In the recent SPBM event, you were the pacer for the 2hr30mins bus? What has been your experience of being a pacer?
It’s always a great feeling to be a pacer as you are helping the running community achieve their goals.
In this event, I was pacing the 2hr30min bus. I started with a bunch of runners but towards the end, there were about 15 runners who completed with me. As far as I remember most of the runners were doing their debut HM and a couple of them with 3 HM’s under their belt. I completed the race in 2hr29mins7secs just within the target time. The bus I was pacing was filled with conversations around nutrition, hydration and running. It was a comfortable race and I did not face any challenges along the way.
The satisfaction you get when you help other runners achieve their respective goals is immense and hence, I would choose to pace over racing any day at any event. I believe in karma, do good and the good will come looking for you.
Do you wish to take part in a triathlon event in the near future? How are you going about your training?
Oh yes, I would definitely take part in a triathlon event post a couple of ultra-marathons. I do include cycling and swimming as part of my cross training workouts. It takes a lot of training to be a successful triathlete. I am strengthening my weaknesses to get better 😉
Being one of the ambassadors for Pinkathon, you obviously have a connection to the cause? Your thoughts on this?

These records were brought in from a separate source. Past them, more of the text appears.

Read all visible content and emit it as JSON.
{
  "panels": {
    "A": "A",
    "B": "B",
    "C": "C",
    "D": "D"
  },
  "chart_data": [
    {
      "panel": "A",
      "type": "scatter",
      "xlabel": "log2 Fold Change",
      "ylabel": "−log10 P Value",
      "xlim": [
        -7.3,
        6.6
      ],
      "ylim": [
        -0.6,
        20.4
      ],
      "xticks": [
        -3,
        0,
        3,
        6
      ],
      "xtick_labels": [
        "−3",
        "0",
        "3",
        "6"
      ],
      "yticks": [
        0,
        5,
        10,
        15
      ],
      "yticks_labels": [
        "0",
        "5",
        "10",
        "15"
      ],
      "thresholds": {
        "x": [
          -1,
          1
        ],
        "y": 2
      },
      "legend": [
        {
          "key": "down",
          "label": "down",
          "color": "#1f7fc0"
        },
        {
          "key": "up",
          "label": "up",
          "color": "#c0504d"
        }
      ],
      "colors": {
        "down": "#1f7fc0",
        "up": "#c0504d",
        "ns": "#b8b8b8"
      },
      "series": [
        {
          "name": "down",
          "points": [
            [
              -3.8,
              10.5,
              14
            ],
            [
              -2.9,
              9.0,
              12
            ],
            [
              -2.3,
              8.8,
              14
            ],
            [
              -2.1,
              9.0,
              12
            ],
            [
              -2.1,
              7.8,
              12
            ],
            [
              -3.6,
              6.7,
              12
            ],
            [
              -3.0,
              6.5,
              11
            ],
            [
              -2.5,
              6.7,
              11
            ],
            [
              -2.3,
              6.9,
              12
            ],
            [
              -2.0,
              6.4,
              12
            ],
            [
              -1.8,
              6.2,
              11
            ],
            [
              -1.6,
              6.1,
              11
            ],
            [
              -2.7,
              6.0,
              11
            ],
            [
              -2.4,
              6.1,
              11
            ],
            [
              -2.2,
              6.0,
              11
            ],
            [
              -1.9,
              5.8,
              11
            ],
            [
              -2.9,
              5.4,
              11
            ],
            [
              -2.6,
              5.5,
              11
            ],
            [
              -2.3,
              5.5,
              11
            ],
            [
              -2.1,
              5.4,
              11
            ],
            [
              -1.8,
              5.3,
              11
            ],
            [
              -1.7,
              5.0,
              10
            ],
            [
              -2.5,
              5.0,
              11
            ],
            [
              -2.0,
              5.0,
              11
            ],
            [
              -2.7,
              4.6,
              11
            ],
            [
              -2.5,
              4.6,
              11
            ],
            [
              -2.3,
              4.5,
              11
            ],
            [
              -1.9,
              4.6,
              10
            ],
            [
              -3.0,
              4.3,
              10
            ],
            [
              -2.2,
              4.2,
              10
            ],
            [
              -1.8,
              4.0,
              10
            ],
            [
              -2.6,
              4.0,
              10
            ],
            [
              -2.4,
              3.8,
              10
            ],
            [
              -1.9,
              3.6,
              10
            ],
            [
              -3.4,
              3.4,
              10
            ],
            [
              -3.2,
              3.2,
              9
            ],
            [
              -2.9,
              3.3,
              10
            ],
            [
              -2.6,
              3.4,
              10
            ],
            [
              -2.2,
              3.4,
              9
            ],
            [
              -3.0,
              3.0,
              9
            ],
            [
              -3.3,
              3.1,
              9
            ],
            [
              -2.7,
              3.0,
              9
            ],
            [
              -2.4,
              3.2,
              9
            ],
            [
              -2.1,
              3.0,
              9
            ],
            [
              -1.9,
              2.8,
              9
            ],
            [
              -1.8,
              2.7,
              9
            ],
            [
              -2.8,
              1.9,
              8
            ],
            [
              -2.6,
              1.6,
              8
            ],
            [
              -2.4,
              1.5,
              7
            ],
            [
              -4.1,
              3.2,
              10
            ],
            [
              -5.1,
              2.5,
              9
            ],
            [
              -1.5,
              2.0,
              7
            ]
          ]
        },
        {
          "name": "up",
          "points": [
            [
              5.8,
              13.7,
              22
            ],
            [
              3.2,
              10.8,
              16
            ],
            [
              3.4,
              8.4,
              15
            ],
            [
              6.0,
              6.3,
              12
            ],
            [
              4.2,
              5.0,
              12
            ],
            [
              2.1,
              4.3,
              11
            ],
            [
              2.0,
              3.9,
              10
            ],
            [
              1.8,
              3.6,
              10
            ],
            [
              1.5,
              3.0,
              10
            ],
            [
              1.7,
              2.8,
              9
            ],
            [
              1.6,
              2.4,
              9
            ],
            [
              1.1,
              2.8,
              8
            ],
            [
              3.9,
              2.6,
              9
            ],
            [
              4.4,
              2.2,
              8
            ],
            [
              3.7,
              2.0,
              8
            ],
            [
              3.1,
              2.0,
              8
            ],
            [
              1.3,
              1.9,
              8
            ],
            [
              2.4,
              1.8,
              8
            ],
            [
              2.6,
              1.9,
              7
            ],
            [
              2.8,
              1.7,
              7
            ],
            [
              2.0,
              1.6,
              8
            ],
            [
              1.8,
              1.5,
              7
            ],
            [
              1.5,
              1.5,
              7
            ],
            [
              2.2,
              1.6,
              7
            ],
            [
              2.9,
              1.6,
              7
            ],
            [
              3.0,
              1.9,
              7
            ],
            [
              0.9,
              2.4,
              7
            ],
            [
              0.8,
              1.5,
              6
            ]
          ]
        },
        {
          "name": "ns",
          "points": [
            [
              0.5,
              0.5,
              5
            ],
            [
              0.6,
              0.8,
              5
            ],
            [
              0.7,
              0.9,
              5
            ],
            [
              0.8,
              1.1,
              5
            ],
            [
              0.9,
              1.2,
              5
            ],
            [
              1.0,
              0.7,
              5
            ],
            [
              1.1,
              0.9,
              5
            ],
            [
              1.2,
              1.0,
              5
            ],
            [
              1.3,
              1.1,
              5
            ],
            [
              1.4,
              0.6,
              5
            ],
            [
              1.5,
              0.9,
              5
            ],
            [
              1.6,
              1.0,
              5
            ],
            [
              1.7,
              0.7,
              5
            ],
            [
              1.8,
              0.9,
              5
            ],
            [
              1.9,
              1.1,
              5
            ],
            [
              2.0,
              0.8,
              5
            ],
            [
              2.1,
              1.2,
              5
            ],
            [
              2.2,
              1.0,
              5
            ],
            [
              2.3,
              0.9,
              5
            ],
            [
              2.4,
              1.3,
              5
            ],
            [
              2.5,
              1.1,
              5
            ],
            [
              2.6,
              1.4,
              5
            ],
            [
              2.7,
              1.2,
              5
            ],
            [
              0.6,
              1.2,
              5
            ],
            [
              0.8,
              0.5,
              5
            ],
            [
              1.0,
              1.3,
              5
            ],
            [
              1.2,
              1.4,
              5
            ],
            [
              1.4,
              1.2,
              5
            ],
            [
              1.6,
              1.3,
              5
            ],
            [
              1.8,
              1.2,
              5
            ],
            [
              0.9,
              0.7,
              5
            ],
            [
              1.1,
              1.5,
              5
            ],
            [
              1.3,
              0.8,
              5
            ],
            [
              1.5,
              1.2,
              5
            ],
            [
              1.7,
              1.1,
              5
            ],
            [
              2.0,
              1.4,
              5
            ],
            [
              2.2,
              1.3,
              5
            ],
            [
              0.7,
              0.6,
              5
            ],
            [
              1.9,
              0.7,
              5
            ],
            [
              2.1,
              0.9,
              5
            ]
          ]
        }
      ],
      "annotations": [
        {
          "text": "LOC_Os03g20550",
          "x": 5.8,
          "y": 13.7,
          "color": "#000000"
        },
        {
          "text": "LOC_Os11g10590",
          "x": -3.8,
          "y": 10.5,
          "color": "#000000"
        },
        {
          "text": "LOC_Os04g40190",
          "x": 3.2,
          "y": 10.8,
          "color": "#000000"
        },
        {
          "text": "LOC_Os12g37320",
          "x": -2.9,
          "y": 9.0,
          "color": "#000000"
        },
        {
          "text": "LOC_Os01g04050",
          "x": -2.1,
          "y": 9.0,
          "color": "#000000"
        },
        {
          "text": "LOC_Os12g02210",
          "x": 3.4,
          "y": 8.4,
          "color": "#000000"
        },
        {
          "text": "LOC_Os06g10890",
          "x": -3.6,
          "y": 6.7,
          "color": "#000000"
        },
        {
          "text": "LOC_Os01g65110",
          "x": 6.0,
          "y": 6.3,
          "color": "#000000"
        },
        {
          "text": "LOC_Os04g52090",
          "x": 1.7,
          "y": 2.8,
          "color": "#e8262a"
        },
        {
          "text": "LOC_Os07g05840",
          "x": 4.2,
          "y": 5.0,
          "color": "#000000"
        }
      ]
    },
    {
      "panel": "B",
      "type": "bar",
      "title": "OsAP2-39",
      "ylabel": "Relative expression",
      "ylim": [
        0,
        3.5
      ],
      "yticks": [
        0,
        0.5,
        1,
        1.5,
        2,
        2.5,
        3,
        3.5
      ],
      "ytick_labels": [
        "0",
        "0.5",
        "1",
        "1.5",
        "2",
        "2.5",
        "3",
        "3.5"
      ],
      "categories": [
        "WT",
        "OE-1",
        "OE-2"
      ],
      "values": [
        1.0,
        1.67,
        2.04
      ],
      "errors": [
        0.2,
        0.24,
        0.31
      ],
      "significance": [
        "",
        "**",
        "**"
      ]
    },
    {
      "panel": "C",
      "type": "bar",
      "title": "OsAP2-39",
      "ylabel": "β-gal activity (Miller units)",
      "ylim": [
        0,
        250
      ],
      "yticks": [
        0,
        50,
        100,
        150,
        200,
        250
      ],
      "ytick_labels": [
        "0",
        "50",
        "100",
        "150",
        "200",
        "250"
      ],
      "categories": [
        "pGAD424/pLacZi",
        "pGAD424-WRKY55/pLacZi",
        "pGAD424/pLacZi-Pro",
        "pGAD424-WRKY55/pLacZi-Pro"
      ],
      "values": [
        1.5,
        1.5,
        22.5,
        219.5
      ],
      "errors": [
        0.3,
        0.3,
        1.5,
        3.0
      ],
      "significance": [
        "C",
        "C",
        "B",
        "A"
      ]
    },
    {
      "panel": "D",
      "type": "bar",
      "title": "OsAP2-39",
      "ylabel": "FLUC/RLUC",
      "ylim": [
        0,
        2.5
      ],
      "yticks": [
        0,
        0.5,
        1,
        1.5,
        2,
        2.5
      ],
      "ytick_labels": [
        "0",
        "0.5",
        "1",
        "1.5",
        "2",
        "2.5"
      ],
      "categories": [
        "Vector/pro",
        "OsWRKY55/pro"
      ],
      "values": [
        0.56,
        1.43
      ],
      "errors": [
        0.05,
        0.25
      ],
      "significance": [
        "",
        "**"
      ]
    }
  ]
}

Pinkathon is about women empowerment and spreading awareness about how important it is to take care of one’s health. According to me, it’s very important for women to focus on their fitness apart from what they do on a given day. I want to ensure that all women take the right steps to stay healthy and fit if they haven’t already. “Take care of your body. It’s the only place you have to live”— I believe in this mantra. I am glad that my mentor and Guruji, Milind Soman chose me to be an ambassador for Pinkathon.
You need the right physical and mental strength to run a marathon. How do you stay strong during a race?
I would say you got to be more mentally strong than physical. Running a Marathon is easy but convincing your mind is tough. The battle is between your mind and the body for those 42kms. Your mind will always want to give up after running for a certain distance but being mentally strong is the key to run marathons and ultra-marathons. I train solo most of the days and I train my mind by altering the distance just before I head out for a run. This way you are removing the mental block from your mind.
Do you train with a coach? If yes, how has that benefited you in making you a better runner today?
Yes, I do have a mentor who trains me to be a better person every day. According to me, coaches are there to guide you and without them, certain things are not achievable.
You constantly set new highs for yourself. Where does this motivation come from?
Yes, certainly. I love to push myself and set new highs all the time as I believe you got to constantly challenge yourself no matter how much you have achieved or what challenges you might face. The challenges and my past achievements keep me going and motivate me all the way until the finish line or the end of my goal.
What is the advice you have for anyone who wants to take up an endurance sport like “running”?
Get up at 5 in the morning for a month and head out for a short run/jog and see the difference it makes to your life and you will certainly see a lifestyle change.
What big races do you have insight in the coming year?
I definitely want to do a 24-hour stadium run and a couple of ultra-marathons in the next calendar year.